Approximate Computation on Big Data

ICDE (2), TKDE (1), WSDM (1)

SARank Incremental Computation
[ICDE-2018] Query Independent Scholarly Article Ranking

Ranking query independent scholarly articles is a practical and difficult task, due to the heterogeneous, evolving and dynamic nature of entities involved in scholarly articles. To do this, we first propose a scholarly article ranking model by assembling the importance of involved entities (i.e., articles, venues and authors) such that the importance is a combination of prestige and popularity to capture the evolving nature of entities. To compute the prestige of articles and venues, we propose a novel Time-Weighted PageRank that extends traditional PageRank with a time decaying factor. We then develop a batch algorithm for scholarly article ranking, in which we propose a block-wise method for Time-Weighted PageRank in terms of an analysis of the citation characteristics of scholarly articles. We further develop an incremental algorithm for dynamic scholarly article ranking, which partitions graphs into affected and unaffected areas, and employs different updating strategies for nodes in different areas. Using real-life data, we finally conduct an extensive experimental study, and show that our approach is both effective and efficient for ranking scholarly articles.
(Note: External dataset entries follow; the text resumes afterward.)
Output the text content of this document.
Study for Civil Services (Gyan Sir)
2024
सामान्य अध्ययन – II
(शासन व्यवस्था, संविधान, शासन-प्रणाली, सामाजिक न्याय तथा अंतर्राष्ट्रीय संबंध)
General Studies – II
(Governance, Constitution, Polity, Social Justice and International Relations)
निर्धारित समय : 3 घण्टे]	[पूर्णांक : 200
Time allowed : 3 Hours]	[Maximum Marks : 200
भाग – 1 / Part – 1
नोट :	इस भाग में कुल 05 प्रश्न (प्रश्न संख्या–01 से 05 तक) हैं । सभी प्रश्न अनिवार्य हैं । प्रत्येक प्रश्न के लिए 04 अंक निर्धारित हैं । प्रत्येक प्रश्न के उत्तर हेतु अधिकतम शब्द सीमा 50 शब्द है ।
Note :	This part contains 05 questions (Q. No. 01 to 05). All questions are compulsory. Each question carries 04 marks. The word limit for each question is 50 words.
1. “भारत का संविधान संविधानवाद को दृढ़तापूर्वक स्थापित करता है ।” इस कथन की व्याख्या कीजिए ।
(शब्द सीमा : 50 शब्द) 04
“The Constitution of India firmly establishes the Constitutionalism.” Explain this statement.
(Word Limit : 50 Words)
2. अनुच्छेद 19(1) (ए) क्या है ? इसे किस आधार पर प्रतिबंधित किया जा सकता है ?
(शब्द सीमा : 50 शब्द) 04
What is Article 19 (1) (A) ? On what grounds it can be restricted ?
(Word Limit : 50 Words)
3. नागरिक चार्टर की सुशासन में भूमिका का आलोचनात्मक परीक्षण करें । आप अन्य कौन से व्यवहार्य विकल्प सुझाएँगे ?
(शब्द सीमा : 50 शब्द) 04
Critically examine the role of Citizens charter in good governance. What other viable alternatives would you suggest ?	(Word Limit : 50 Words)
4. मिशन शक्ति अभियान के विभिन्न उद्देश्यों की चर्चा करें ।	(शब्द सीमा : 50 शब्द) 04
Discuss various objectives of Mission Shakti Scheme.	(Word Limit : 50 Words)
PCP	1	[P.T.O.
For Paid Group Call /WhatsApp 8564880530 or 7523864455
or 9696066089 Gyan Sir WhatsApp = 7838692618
Raw mobility annotation example
[ICDE-2017] Fast Computation of Dense Temporal Subgraphs

Dense subgraph discovery has proven useful in various applications of temporal networks. We focus on a special class of temporal networks whose nodes and edges are kept fixed, but edge weights constantly and regularly vary with timestamps. However, finding dense subgraphs in temporal networks is nontrivial, and its state of the art solution uses a filter-and-verification framework, which is not scalable on large temporal networks. In this study, we propose a data-driven approach to finding dense subgraphs in large temporal networks with T timestamps. (1) We first develop a data-driven approach employing hidden statistics to identifying k time intervals, instead of T ∗ (T + 1)/2 ones (k is typically much smaller than T ), which strikes a balance between quality and efficiency. (2) After proving that the problem has no constant factor approximation algorithms, we design better heuristic algorithms to attack the problem, by building the connection of finding dense subgraphs with a variant of the Prize Collecting Steiner Tree problem. (3) Finally, we have conducted an extensive experimental study to demonstrate the effectiveness and efficiency of our approach, using real-life and synthetic data.